HKTL_COINMINE.GE

This Hacking Tool may arrive bundled with malware packages as a malware component. It arrives on a system as a file dropped by other malware or as a file downloaded unknowingly by users when visiting malicious sites. It may be downloaded by other malware/grayware from remote sites.

It does not have any propagation routine.

It does not have any backdoor routine.

It requires being executed with a specific argument/parameter, an additional component, or in a specific environment in order to proceed with its intended routine.

Arrival Details

This Hacking Tool may arrive bundled with malware packages as a malware component.

It arrives on a system as a file dropped by other malware or as a file downloaded unknowingly by users when visiting malicious sites.

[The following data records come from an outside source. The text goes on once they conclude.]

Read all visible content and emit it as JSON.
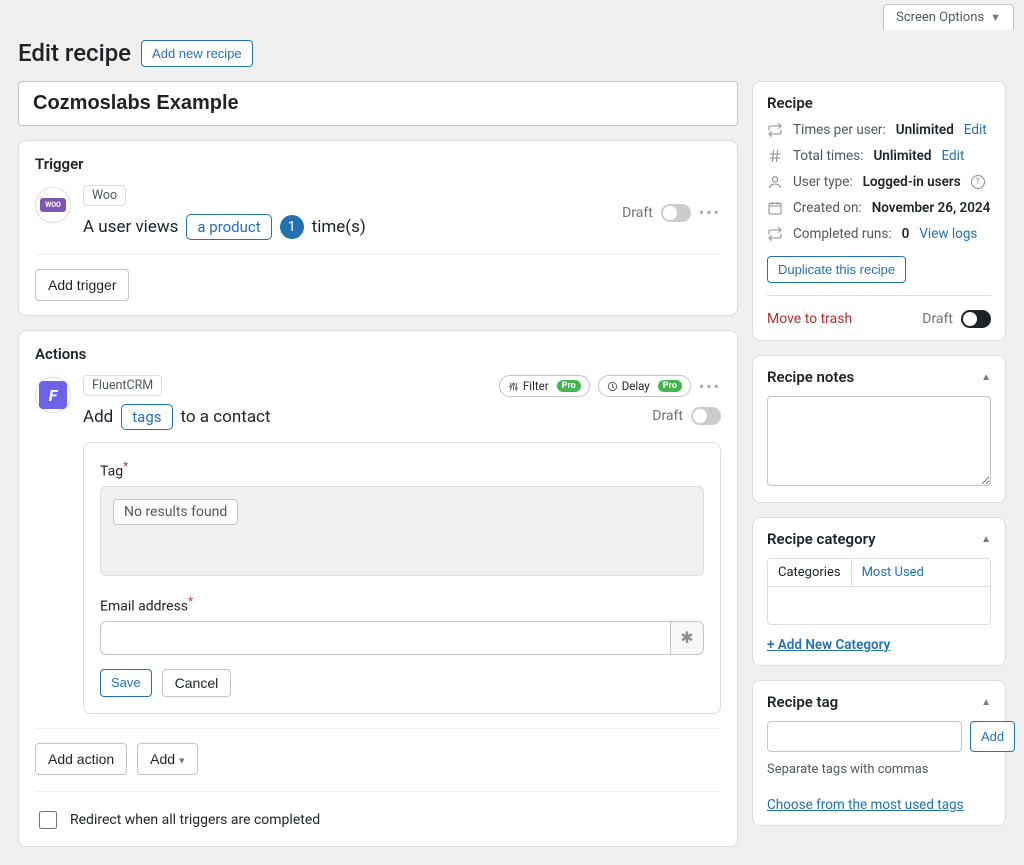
{
  "screen_options_label": "Screen Options",
  "header": {
    "title": "Edit recipe",
    "add_new": "Add new recipe"
  },
  "recipe_title": "Cozmoslabs Example",
  "trigger_section": {
    "title": "Trigger",
    "integration": "Woo",
    "sentence_pre": "A user views",
    "token": "a product",
    "count": "1",
    "sentence_post": "time(s)",
    "status": "Draft",
    "add_trigger": "Add trigger"
  },
  "actions_section": {
    "title": "Actions",
    "integration": "FluentCRM",
    "filter_label": "Filter",
    "filter_pro": "Pro",
    "delay_label": "Delay",
    "delay_pro": "Pro",
    "sentence_pre": "Add",
    "token": "tags",
    "sentence_post": "to a contact",
    "status": "Draft",
    "field_tag_label": "Tag",
    "no_results": "No results found",
    "field_email_label": "Email address",
    "save": "Save",
    "cancel": "Cancel",
    "add_action": "Add action",
    "add": "Add",
    "redirect_label": "Redirect when all triggers are completed"
  },
  "sidebar": {
    "recipe": {
      "title": "Recipe",
      "times_per_user_lbl": "Times per user:",
      "times_per_user_val": "Unlimited",
      "times_per_user_edit": "Edit",
      "total_times_lbl": "Total times:",
      "total_times_val": "Unlimited",
      "total_times_edit": "Edit",
      "user_type_lbl": "User type:",
      "user_type_val": "Logged-in users",
      "created_lbl": "Created on:",
      "created_val": "November 26, 2024",
      "completed_lbl": "Completed runs:",
      "completed_val": "0",
      "view_logs": "View logs",
      "duplicate": "Duplicate this recipe",
      "trash": "Move to trash",
      "draft": "Draft"
    },
    "notes": {
      "title": "Recipe notes"
    },
    "category": {
      "title": "Recipe category",
      "tab_cat": "Categories",
      "tab_most": "Most Used",
      "add_new": "+ Add New Category"
    },
    "tag": {
      "title": "Recipe tag",
      "add": "Add",
      "hint": "Separate tags with commas",
      "choose": "Choose from the most used tags"
    }
  }
}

It may be downloaded by the following malware/grayware from remote sites:

• HKTL_COINMINE.GN

Propagation

This Hacking Tool does not have any propagation routine.

Backdoor Routine

This Hacking Tool does not have any backdoor routine.

Other Details

This Hacking Tool does the following:

• This hacking tool is a coin miner used to generate bitcoins and it requires credentials for the mining server.
• The mining process eats up a system's computing power. As such, infected systems sustain increased wear and tear from processing coin blocks and the infected systems will work abnormally slow.
• It accepts the following parameters:
  • -o, --url=URL　→　URL of mining server
  • -O, --userpass=U:P　→　username:password pair for mining server
  • -u, --user=USERNAME　→　username for mining server
  • -p, --pass=PASSWORD　→　password for mining server
  • --cert=FILE　→　certificate for mining server using SSL
  • -x, --proxy=[PROTOCOL://]HOST[:PORT]　→　connect through a proxy
  • -t, --threads=N　→　number of miner threads (default: number of processors)
  • -r, --retries=N　→　number of times to retry if a network call fails　(default: retry indefinitely)
  • -R, --retry-pause=N　→　time to pause between retries, in seconds (default: 30)
  • -T, --timeout=N　→　timeout for long polling, in seconds (default: none)
  • -s, --scantime=N　→　upper bound on time spent scanning current work when　long polling is unavailable, in seconds (default: 5)
  • --no-longpoll　→　disable X-Long-Polling support
  • --no-stratum　→　disable X-Stratum support
  • --no-redirect　→　ignore requests to change the URL of the mining server
  • -q, --quiet　→　disable per-thread hashmeter output
  • -D, --debug　→　enable debug output
  • -P, --protocol-dump　→　verbose dump of protocol-level activities
  • -S, --syslog　→　use system log for output messages
  • -B, --background　→　run the miner in the background
  • --benchmark　→　run in offline benchmark mode
  • -c, --config=FILE　→　load a JSON-format configuration file
  • -V, --version　→　display version information and exit
  • -h, --help　→　display this help text and exit

It requires being executed with a specific argument/parameter, an additional component, or in a specific environment in order to proceed with its intended routine.